Figure 2 : «l'algérienne et son esclave» ici chez un antiquaire de
Tanger.
Dans les semaines suivantes, j’eus la preuve que cette
rencontre n’avait rien de fortuit. Cette algérienne est bel et bien populaire
au Maroc et je l’ai recroisée à plusieurs reprises dans plusieurs villes, immortalisant
à chaque fois ma rencontre. J’ai constitué ainsi une petite série de photographies
prises à Rabat, Salé, Casa et Tanger.
J’avais depuis longtemps remarqué ces images aux
couleurs saturées, le plus souvent imprimées sur toile et montées sur un cadre
en bois comme s’il s’agissait d’un authentique tableau. Elles sont vendues par
des antiquaires ou des vendeurs de rue et représentent le plus souvent des
artisans, des femmes en costume traditionnel et des scènes de rue d’un Orient
intemporel, thèmes classiques chez des peintres et photographes orientalistes….

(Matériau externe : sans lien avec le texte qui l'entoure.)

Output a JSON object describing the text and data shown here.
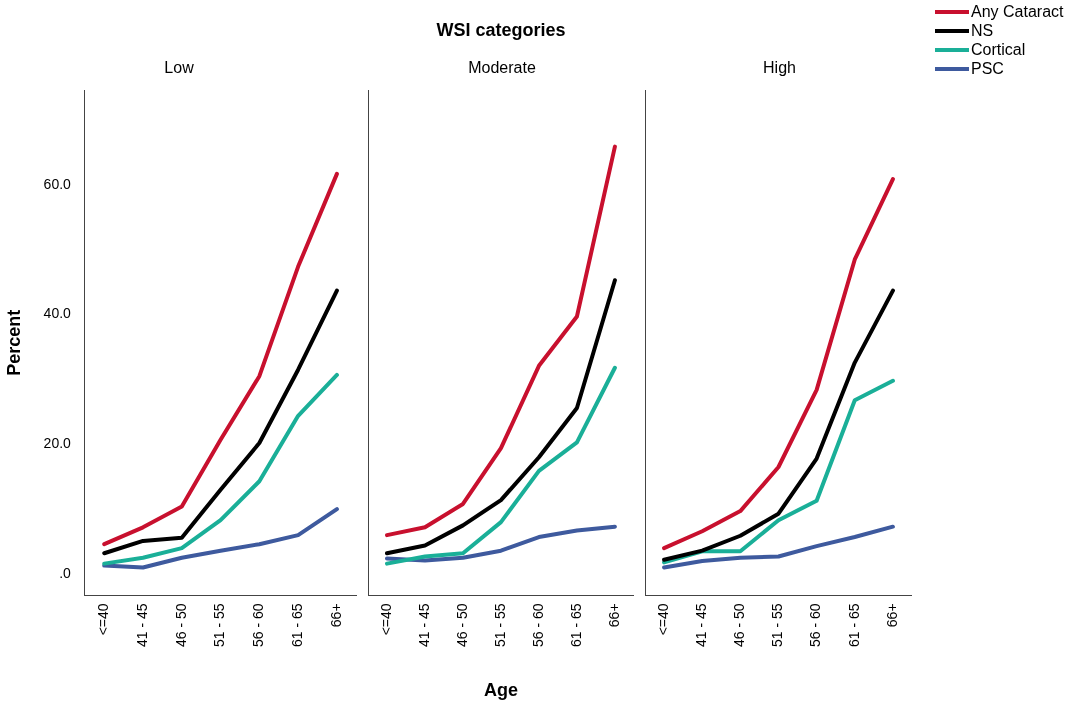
{
  "chart_data": [
    {
      "type": "line",
      "title": "Low",
      "ylabel": "Percent",
      "categories": [
        "<=40",
        "41 - 45",
        "46 - 50",
        "51 - 55",
        "56 - 60",
        "61 - 65",
        "66+"
      ],
      "ylim": [
        -3.3,
        74.6
      ],
      "yticks": [
        {
          "value": 0,
          "label": ".0"
        },
        {
          "value": 20,
          "label": "20.0"
        },
        {
          "value": 40,
          "label": "40.0"
        },
        {
          "value": 60,
          "label": "60.0"
        }
      ],
      "grid": false,
      "legend": false,
      "marker": "none",
      "line_style": "solid",
      "series": [
        {
          "color": "#c8102e",
          "values": [
            4.6,
            7.2,
            10.4,
            20.7,
            30.5,
            47.4,
            61.7
          ]
        },
        {
          "color": "#000000",
          "values": [
            3.2,
            5.1,
            5.6,
            13.0,
            20.2,
            31.5,
            43.7
          ]
        },
        {
          "color": "#1aaf98",
          "values": [
            1.6,
            2.5,
            4.0,
            8.3,
            14.3,
            24.4,
            30.7
          ]
        },
        {
          "color": "#3e5a9e",
          "values": [
            1.3,
            1.0,
            2.5,
            3.6,
            4.6,
            6.0,
            10.0
          ]
        }
      ]
    },
    {
      "type": "line",
      "title": "Moderate",
      "xlabel": "Age",
      "annotations": [
        "WSI categories"
      ],
      "categories": [
        "<=40",
        "41 - 45",
        "46 - 50",
        "51 - 55",
        "56 - 60",
        "61 - 65",
        "66+"
      ],
      "ylim": [
        -3.3,
        74.6
      ],
      "tick_labels": "x",
      "grid": false,
      "legend": false,
      "marker": "none",
      "line_style": "solid",
      "series": [
        {
          "color": "#c8102e",
          "values": [
            6.0,
            7.2,
            10.8,
            19.4,
            32.1,
            39.7,
            65.9
          ]
        },
        {
          "color": "#000000",
          "values": [
            3.2,
            4.4,
            7.5,
            11.4,
            18.0,
            25.6,
            45.3
          ]
        },
        {
          "color": "#1aaf98",
          "values": [
            1.6,
            2.7,
            3.2,
            8.0,
            15.9,
            20.3,
            31.8
          ]
        },
        {
          "color": "#3e5a9e",
          "values": [
            2.4,
            2.1,
            2.5,
            3.6,
            5.7,
            6.7,
            7.3
          ]
        }
      ]
    },
    {
      "type": "line",
      "title": "High",
      "categories": [
        "<=40",
        "41 - 45",
        "46 - 50",
        "51 - 55",
        "56 - 60",
        "61 - 65",
        "66+"
      ],
      "ylim": [
        -3.3,
        74.6
      ],
      "tick_labels": "x",
      "grid": false,
      "legend": "top right",
      "marker": "none",
      "line_style": "solid",
      "series": [
        {
          "name": "Any Cataract",
          "color": "#c8102e",
          "values": [
            4.0,
            6.6,
            9.7,
            16.5,
            28.4,
            48.5,
            60.9
          ]
        },
        {
          "name": "NS",
          "color": "#000000",
          "values": [
            2.2,
            3.6,
            5.9,
            9.3,
            17.8,
            32.6,
            43.7
          ]
        },
        {
          "name": "Cortical",
          "color": "#1aaf98",
          "values": [
            1.8,
            3.5,
            3.5,
            8.3,
            11.3,
            26.8,
            29.8
          ]
        },
        {
          "name": "PSC",
          "color": "#3e5a9e",
          "values": [
            1.0,
            2.0,
            2.5,
            2.7,
            4.3,
            5.7,
            7.3
          ]
        }
      ]
    }
  ]
}
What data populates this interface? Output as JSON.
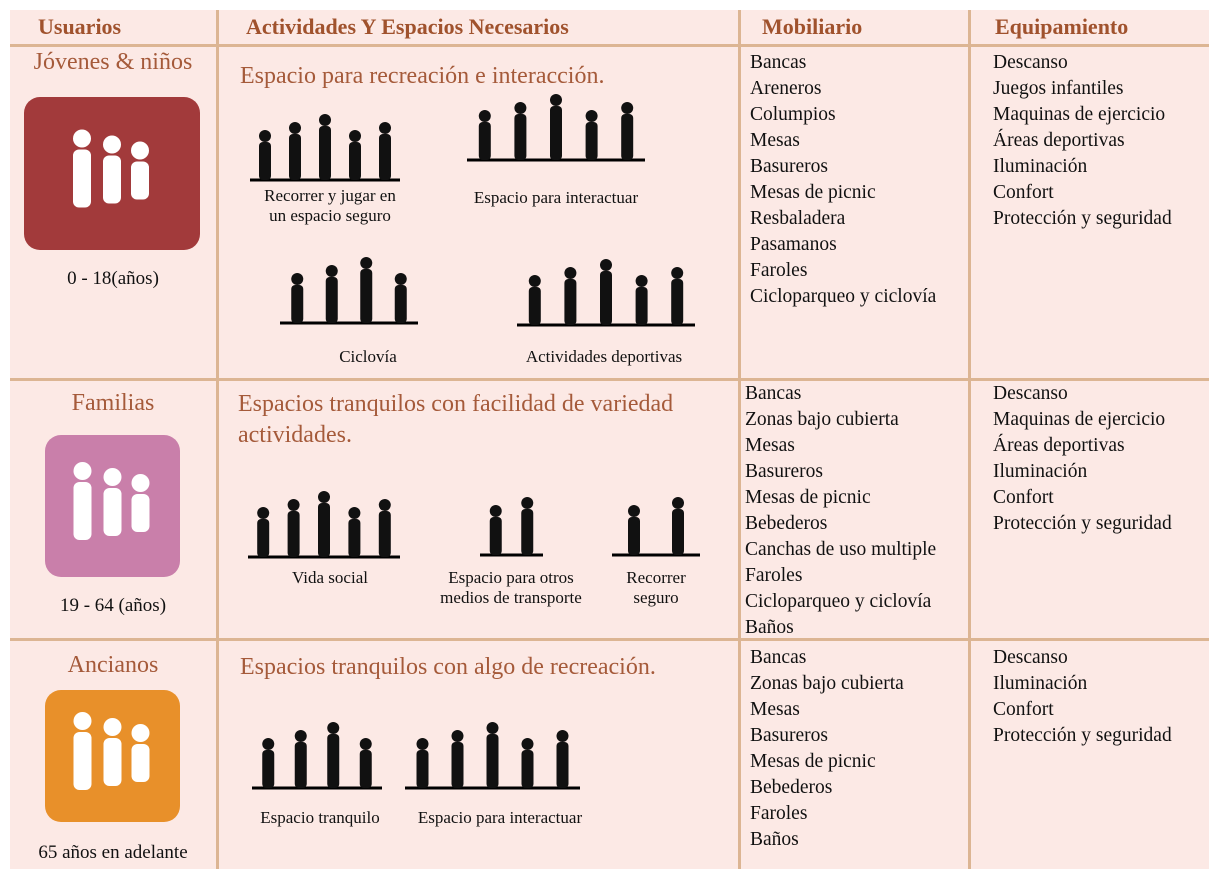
{
  "header": [
    "Usuarios",
    "Actividades Y Espacios Necesarios",
    "Mobiliario",
    "Equipamiento"
  ],
  "rows": [
    {
      "user": {
        "name": "Jóvenes & niños",
        "age": "0 - 18(años)"
      },
      "activity": {
        "title": "Espacio para recreación e interacción.",
        "items": [
          "Recorrer y jugar en\nun espacio seguro",
          "Espacio para interactuar",
          "Ciclovía",
          "Actividades deportivas"
        ]
      },
      "mobiliario": [
        "Bancas",
        "Areneros",
        "Columpios",
        "Mesas",
        "Basureros",
        "Mesas de picnic",
        "Resbaladera",
        "Pasamanos",
        "Faroles",
        "Cicloparqueo y ciclovía"
      ],
      "equipamiento": [
        "Descanso",
        "Juegos infantiles",
        "Maquinas de ejercicio",
        "Áreas deportivas",
        "Iluminación",
        "Confort",
        "Protección y seguridad"
      ]
    },
    {
      "user": {
        "name": "Familias",
        "age": "19 - 64 (años)"
      },
      "activity": {
        "title": "Espacios tranquilos con facilidad de variedad actividades.",
        "items": [
          "Vida social",
          "Espacio para otros\nmedios de transporte",
          "Recorrer\nseguro"
        ]
      },
      "mobiliario": [
        "Bancas",
        "Zonas bajo cubierta",
        "Mesas",
        "Basureros",
        "Mesas de picnic",
        "Bebederos",
        "Canchas de uso multiple",
        "Faroles",
        "Cicloparqueo y ciclovía",
        "Baños"
      ],
      "equipamiento": [
        "Descanso",
        "Maquinas de ejercicio",
        "Áreas deportivas",
        "Iluminación",
        "Confort",
        "Protección y seguridad"
      ]
    },
    {
      "user": {
        "name": "Ancianos",
        "age": "65 años en adelante"
      },
      "activity": {
        "title": "Espacios tranquilos con algo de recreación.",
        "items": [
          "Espacio tranquilo",
          "Espacio para interactuar"
        ]
      },
      "mobiliario": [
        "Bancas",
        "Zonas bajo cubierta",
        "Mesas",
        "Basureros",
        "Mesas de picnic",
        "Bebederos",
        "Faroles",
        "Baños"
      ],
      "equipamiento": [
        "Descanso",
        "Iluminación",
        "Confort",
        "Protección y seguridad"
      ]
    }
  ]
}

Ces tableaux bon marché n’avaient jamais réellement attiré mon attention,
j’avais intérieurement associé ces tableaux à une forme de kitsch sans
m’interroger sur leur origine et ce qu’elles pouvaient représenter.
Figure 3
: une copie de «L’algérienne et son esclave» capturée ici
chez un antiquaire de Salé. Selon cet antiquaire, des familles marocaines lui
proposeraient régulièrement des copies de ce tableau.
Si aucun des vendeurs n’a été capable de me donner la véritable
origine de ce tableau, plusieurs m’ont certifié qu’il s’agissait d’une image destinée
à un marché local plutôt qu’aux touristes. Ce qui semble moins clair par
contre, c’est si le tableau symbolise un Maroc pittoresque ou la vision
exotique d’un autre Orient, ottoman par exemple. Sur ce point les avis recueillis
étaient divergents, mais au fond il s’agit dans les deux cas la vision d’un autre
Orient, décalé dans le temps ou l’espace, voire les deux. Une analyse
approfondie serait nécessaire pour déterminer quels sont les acheteurs et leurs
motivations mais force est de constater que le rêve d’Orient d’Ange Tissier semble
trouver écho en « Orient », et c’est assez déroutant.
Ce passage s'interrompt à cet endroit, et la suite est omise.